Nasib Arab Saudi di Piala Dunia 2026 Dipertaruhkan, Bisa Jadi Penentu Nasib Arab Saudi, Pelatih hingga Federasi Terancam
- instagram saudint
tvOnenews.com - Piala Dunia selalu menjadi panggung terbesar bagi setiap negara untuk menunjukkan kualitas sepak bolanya. Namun bagi Arab Saudi, keikutsertaan di Piala Dunia 2026 memiliki makna yang jauh lebih besar dibanding sekadar mengejar prestasi di lapangan hijau.
Turnamen yang berlangsung di Amerika Serikat, Kanada, dan Meksiko itu bisa menjadi titik penentu arah sepak bola Arab Saudi dalam beberapa tahun ke depan.

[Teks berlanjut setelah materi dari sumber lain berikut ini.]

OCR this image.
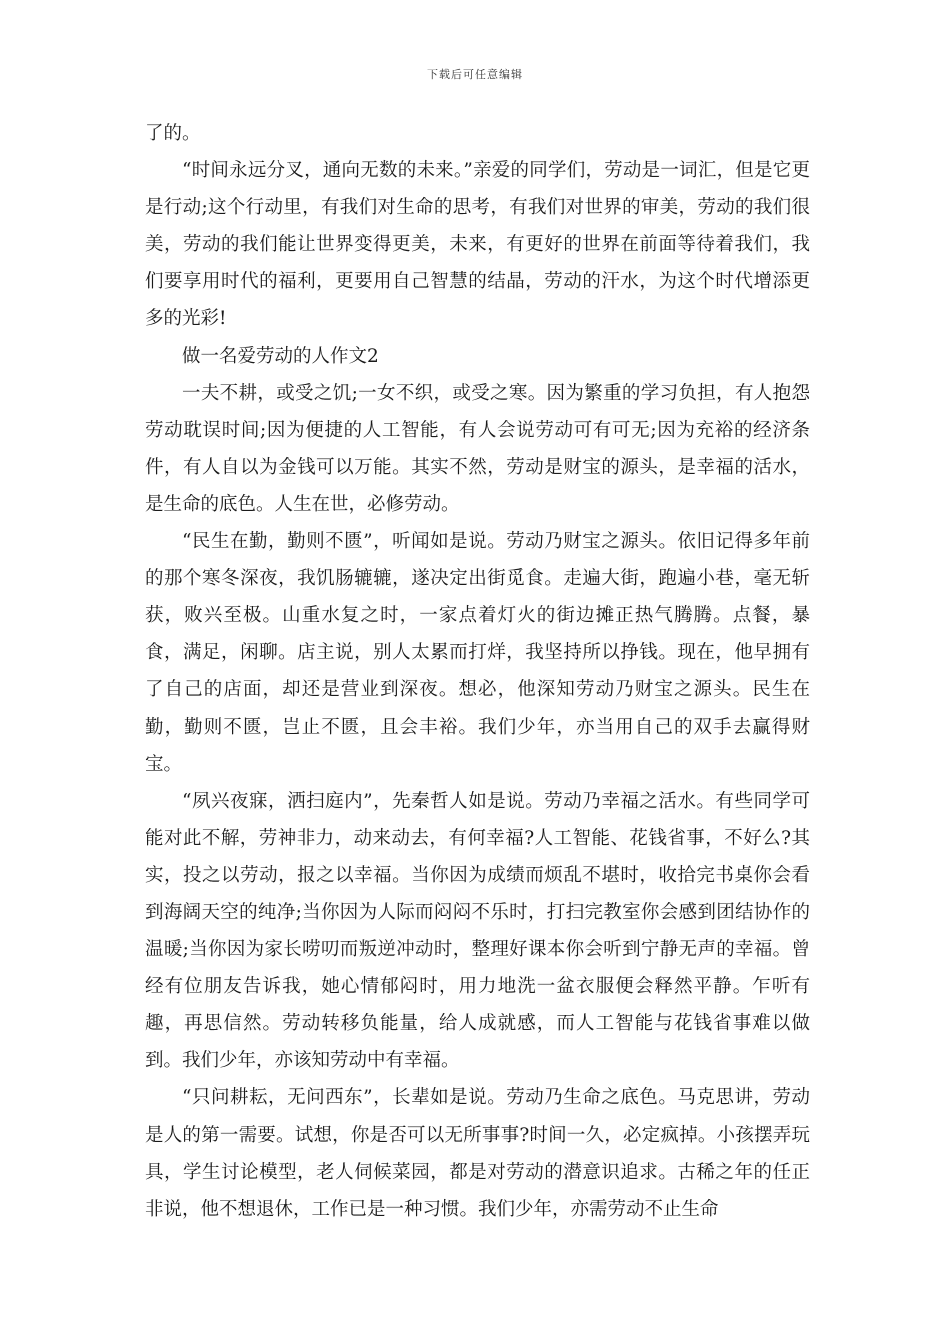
下载后可任意编辑

了的。

“时间永远分叉，通向无数的未来。”亲爱的同学们，劳动是一词汇，但是它更是行动;这个行动里，有我们对生命的思考，有我们对世界的审美，劳动的我们很美，劳动的我们能让世界变得更美，未来，有更好的世界在前面等待着我们，我们要享用时代的福利，更要用自己智慧的结晶，劳动的汗水，为这个时代增添更多的光彩!

做一名爱劳动的人作文2

一夫不耕，或受之饥;一女不织，或受之寒。因为繁重的学习负担，有人抱怨劳动耽误时间;因为便捷的人工智能，有人会说劳动可有可无;因为充裕的经济条件，有人自以为金钱可以万能。其实不然，劳动是财宝的源头，是幸福的活水，是生命的底色。人生在世，必修劳动。

“民生在勤，勤则不匮”，听闻如是说。劳动乃财宝之源头。依旧记得多年前的那个寒冬深夜，我饥肠辘辘，遂决定出街觅食。走遍大街，跑遍小巷，毫无斩获，败兴至极。山重水复之时，一家点着灯火的街边摊正热气腾腾。点餐，暴食，满足，闲聊。店主说，别人太累而打烊，我坚持所以挣钱。现在，他早拥有了自己的店面，却还是营业到深夜。想必，他深知劳动乃财宝之源头。民生在勤，勤则不匮，岂止不匮，且会丰裕。我们少年，亦当用自己的双手去赢得财宝。

“夙兴夜寐，洒扫庭内”，先秦哲人如是说。劳动乃幸福之活水。有些同学可能对此不解，劳神非力，动来动去，有何幸福?人工智能、花钱省事，不好么?其实，投之以劳动，报之以幸福。当你因为成绩而烦乱不堪时，收拾完书桌你会看到海阔天空的纯净;当你因为人际而闷闷不乐时，打扫完教室你会感到团结协作的温暖;当你因为家长唠叨而叛逆冲动时，整理好课本你会听到宁静无声的幸福。曾经有位朋友告诉我，她心情郁闷时，用力地洗一盆衣服便会释然平静。乍听有趣，再思信然。劳动转移负能量，给人成就感，而人工智能与花钱省事难以做到。我们少年，亦该知劳动中有幸福。

“只问耕耘，无问西东”，长辈如是说。劳动乃生命之底色。马克思讲，劳动是人的第一需要。试想，你是否可以无所事事?时间一久，必定疯掉。小孩摆弄玩具，学生讨论模型，老人伺候菜园，都是对劳动的潜意识追求。古稀之年的任正非说，他不想退休，工作已是一种习惯。我们少年，亦需劳动不止生命
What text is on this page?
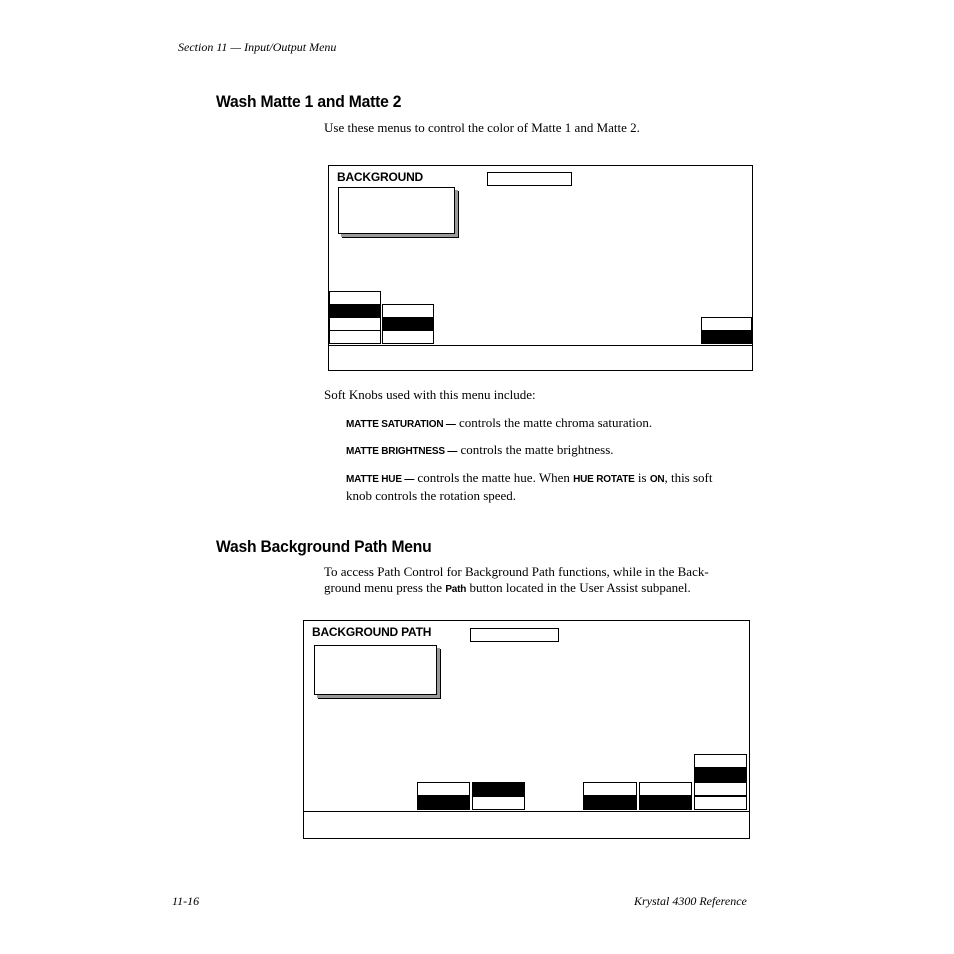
Section 11 — Input/Output Menu
Wash Matte 1 and Matte 2
Use these menus to control the color of Matte 1 and Matte 2.
BACKGROUND
Soft Knobs used with this menu include:
MATTE SATURATION — controls the matte chroma saturation.
MATTE BRIGHTNESS — controls the matte brightness.
MATTE HUE — controls the matte hue. When HUE ROTATE is ON, this soft
knob controls the rotation speed.
Wash Background Path Menu
To access Path Control for Background Path functions, while in the Back-
ground menu press the Path button located in the User Assist subpanel.
BACKGROUND PATH
11-16	Krystal 4300 Reference
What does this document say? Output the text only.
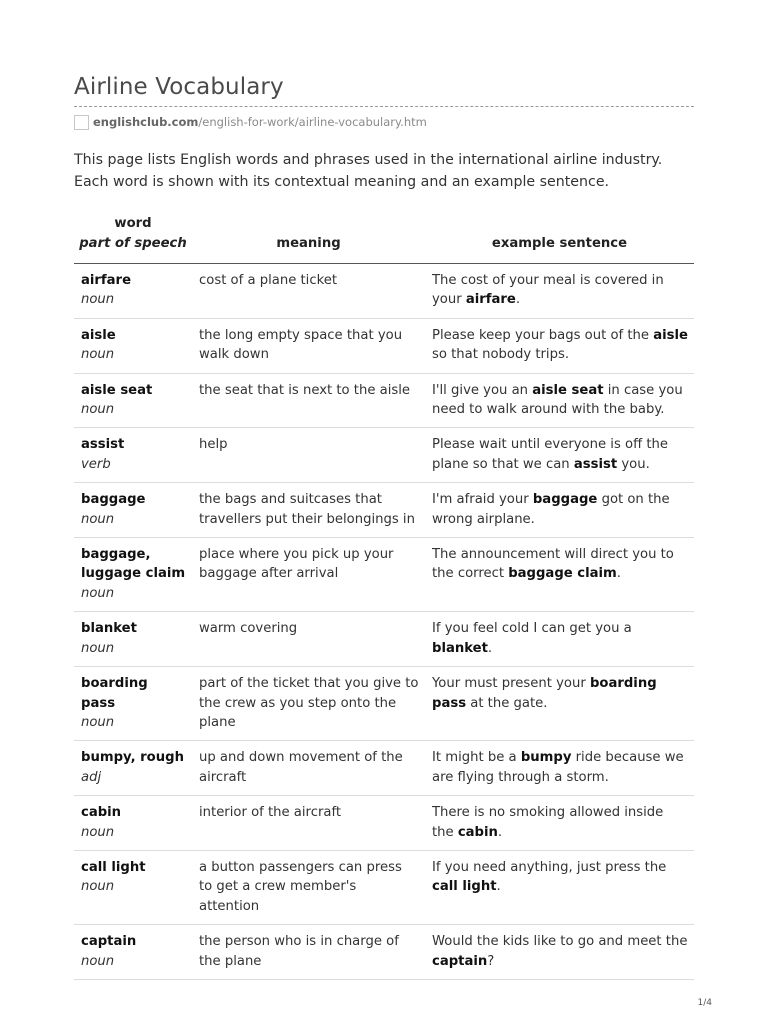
Airline Vocabulary
englishclub.com /english-for-work/airline-vocabulary.htm

This page lists English words and phrases used in the international airline industry. Each word is shown with its contextual meaning and an example sentence.

word
part of speech	meaning	example sentence
airfare
noun	cost of a plane ticket	The cost of your meal is covered in your airfare.
aisle
noun	the long empty space that you walk down	Please keep your bags out of the aisle so that nobody trips.
aisle seat
noun	the seat that is next to the aisle	I'll give you an aisle seat in case you need to walk around with the baby.
assist
verb	help	Please wait until everyone is off the plane so that we can assist you.
baggage
noun	the bags and suitcases that travellers put their belongings in	I'm afraid your baggage got on the wrong airplane.
baggage, luggage claim
noun	place where you pick up your baggage after arrival	The announcement will direct you to the correct baggage claim.
blanket
noun	warm covering	If you feel cold I can get you a blanket.
boarding pass
noun	part of the ticket that you give to the crew as you step onto the plane	Your must present your boarding pass at the gate.
bumpy, rough
adj	up and down movement of the aircraft	It might be a bumpy ride because we are flying through a storm.
cabin
noun	interior of the aircraft	There is no smoking allowed inside the cabin.
call light
noun	a button passengers can press to get a crew member's attention	If you need anything, just press the call light.
captain
noun	the person who is in charge of the plane	Would the kids like to go and meet the captain?
1/4
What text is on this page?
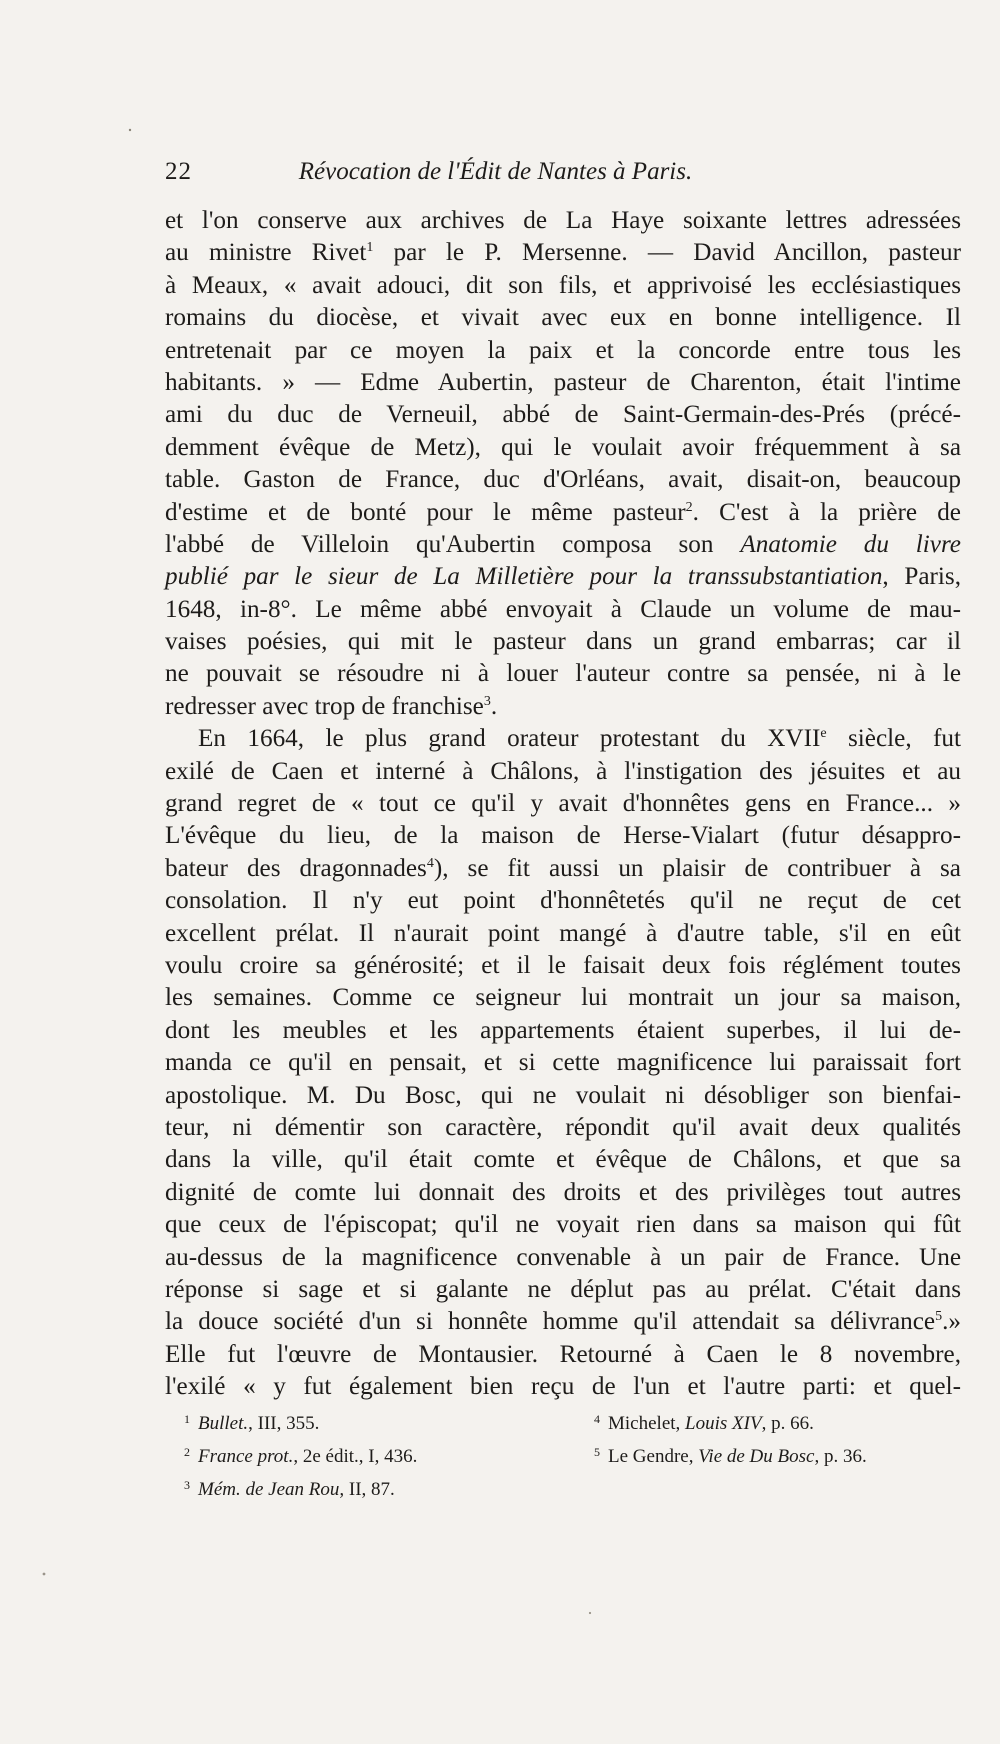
22	Révocation de l'Édit de Nantes à Paris.
et l'on conserve aux archives de La Haye soixante lettres adressées
au ministre Rivet$^1$ par le P. Mersenne. — David Ancillon, pasteur
à Meaux, « avait adouci, dit son fils, et apprivoisé les ecclésiastiques
romains du diocèse, et vivait avec eux en bonne intelligence. Il
entretenait par ce moyen la paix et la concorde entre tous les
habitants. » — Edme Aubertin, pasteur de Charenton, était l'intime
ami du duc de Verneuil, abbé de Saint-Germain-des-Prés (précé-
demment évêque de Metz), qui le voulait avoir fréquemment à sa
table. Gaston de France, duc d'Orléans, avait, disait-on, beaucoup
d'estime et de bonté pour le même pasteur$^2$. C'est à la prière de
l'abbé de Villeloin qu'Aubertin composa son Anatomie du livre
publié par le sieur de La Milletière pour la transsubstantiation, Paris,
1648, in-8°. Le même abbé envoyait à Claude un volume de mau-
vaises poésies, qui mit le pasteur dans un grand embarras; car il
ne pouvait se résoudre ni à louer l'auteur contre sa pensée, ni à le
redresser avec trop de franchise$^3$.
En 1664, le plus grand orateur protestant du XVIIe siècle, fut
exilé de Caen et interné à Châlons, à l'instigation des jésuites et au
grand regret de « tout ce qu'il y avait d'honnêtes gens en France... »
L'évêque du lieu, de la maison de Herse-Vialart (futur désappro-
bateur des dragonnades$^4$), se fit aussi un plaisir de contribuer à sa
consolation. Il n'y eut point d'honnêtetés qu'il ne reçut de cet
excellent prélat. Il n'aurait point mangé à d'autre table, s'il en eût
voulu croire sa générosité; et il le faisait deux fois réglément toutes
les semaines. Comme ce seigneur lui montrait un jour sa maison,
dont les meubles et les appartements étaient superbes, il lui de-
manda ce qu'il en pensait, et si cette magnificence lui paraissait fort
apostolique. M. Du Bosc, qui ne voulait ni désobliger son bienfai-
teur, ni démentir son caractère, répondit qu'il avait deux qualités
dans la ville, qu'il était comte et évêque de Châlons, et que sa
dignité de comte lui donnait des droits et des privilèges tout autres
que ceux de l'épiscopat; qu'il ne voyait rien dans sa maison qui fût
au-dessus de la magnificence convenable à un pair de France. Une
réponse si sage et si galante ne déplut pas au prélat. C'était dans
la douce société d'un si honnête homme qu'il attendait sa délivrance$^5$.»
Elle fut l'œuvre de Montausier. Retourné à Caen le 8 novembre,
l'exilé « y fut également bien reçu de l'un et l'autre parti: et quel-
$^1$ Bullet., III, 355.
$^2$ France prot., 2e édit., I, 436.
$^3$ Mém. de Jean Rou, II, 87.
$^4$ Michelet, Louis XIV, p. 66.
$^5$ Le Gendre, Vie de Du Bosc, p. 36.
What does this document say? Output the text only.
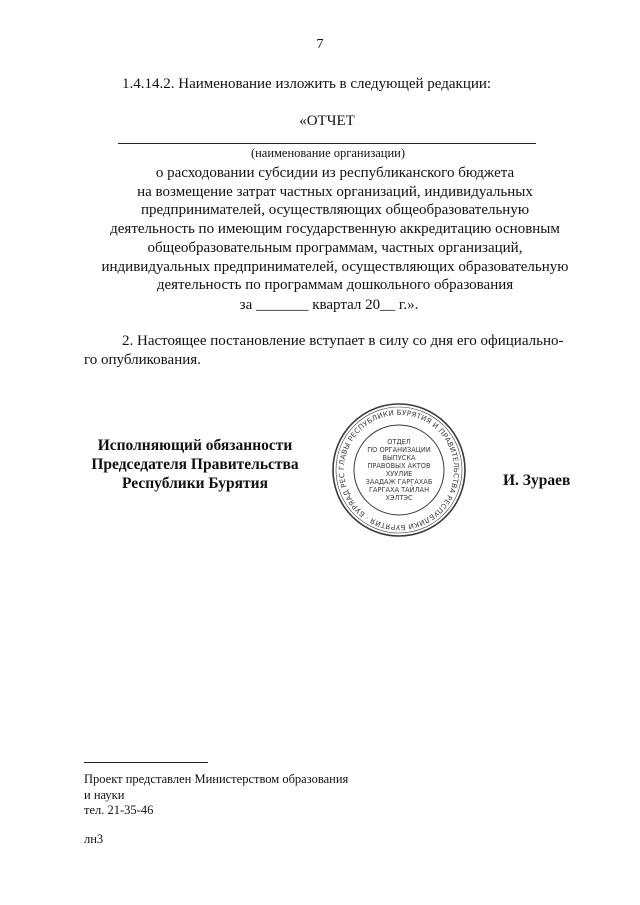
7
1.4.14.2. Наименование изложить в следующей редакции:
«ОТЧЕТ
(наименование организации)
о расходовании субсидии из республиканского бюджета
на возмещение затрат частных организаций, индивидуальных
предпринимателей, осуществляющих общеобразовательную
деятельность по имеющим государственную аккредитацию основным
общеобразовательным программам, частных организаций,
индивидуальных предпринимателей, осуществляющих образовательную
деятельность по программам дошкольного образования
за _______ квартал 20__ г.».
2. Настоящее постановление вступает в силу со дня его официально-
го опубликования.
Исполняющий обязанности
Председателя Правительства
Республики Бурятия
ГЛАВЫ РЕСПУБЛИКИ БУРЯТИЯ И ПРАВИТЕЛЬСТВА РЕСПУБЛИКИ БУРЯТИЯ · БУРЯАД РЕС
ОТДЕЛ
ПО ОРГАНИЗАЦИИ
ВЫПУСКА
ПРАВОВЫХ АКТОВ
ХУУЛИЕ
ЗААДАЖ ГАРГАХАБ
ГАРГАХА ТАЙЛАН
ХЭЛТЭС
И. Зураев
Проект представлен Министерством образования
и науки
тел. 21-35-46
лн3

Ekspektasi terhadap Timnas Arab Saudi saat ini berada pada level yang sangat tinggi. Dalam beberapa tahun terakhir, negara tersebut terus menggelontorkan investasi besar demi mengembangkan sepak bola nasional.
Mulai dari mendatangkan pemain-pemain kelas dunia ke liga domestik hingga membangun proyek jangka panjang untuk meningkatkan daya saing tim nasional. Karena itu, hasil di Piala Dunia 2026 akan menjadi ukuran sejauh mana proyek tersebut berhasil dijalankan.
Di balik persiapan menuju turnamen, Arab Saudi justru datang dengan berbagai tantangan. Pergantian pelatih yang terjadi menjelang kompetisi, performa tim yang belum stabil, hingga tekanan besar dari publik membuat perjalanan Green Falcons kali ini sarat risiko.
Bukan hanya nasib para pemain yang dipertaruhkan, tetapi juga masa depan pelatih dan para petinggi federasi sepak bola negara tersebut.
Pergantian Pelatih Jadi Taruhan Besar Jelang Turnamen
Piala Dunia 2026 menjadi ujian sesungguhnya bagi Timnas Arab Saudi setelah melewati periode yang penuh gejolak. Dalam kondisi normal, sebuah tim akan mempersiapkan diri secara matang dengan fondasi yang sudah terbentuk jauh sebelum turnamen dimulai. Namun situasi berbeda justru dialami Arab Saudi.
- Instagram @saudint
Kurang dari dua bulan sebelum Piala Dunia dimulai, Federasi Sepak Bola Arab Saudi membuat keputusan mengejutkan dengan mengakhiri kerja sama bersama pelatih asal Prancis, Herve Renard.
Sebagai pengganti, federasi menunjuk pelatih asal Yunani, Georgios Donis, untuk memimpin tim pada momen yang sangat krusial.
Keputusan tersebut lahir setelah hasil mengecewakan dalam agenda pemusatan latihan bulan Maret. Saat itu Arab Saudi menelan kekalahan telak 0-4 dari Mesir sebelum kembali tumbang 1-2 saat menghadapi Serbia.
Dua hasil tersebut memunculkan keraguan terhadap kesiapan tim menghadapi persaingan di Piala Dunia.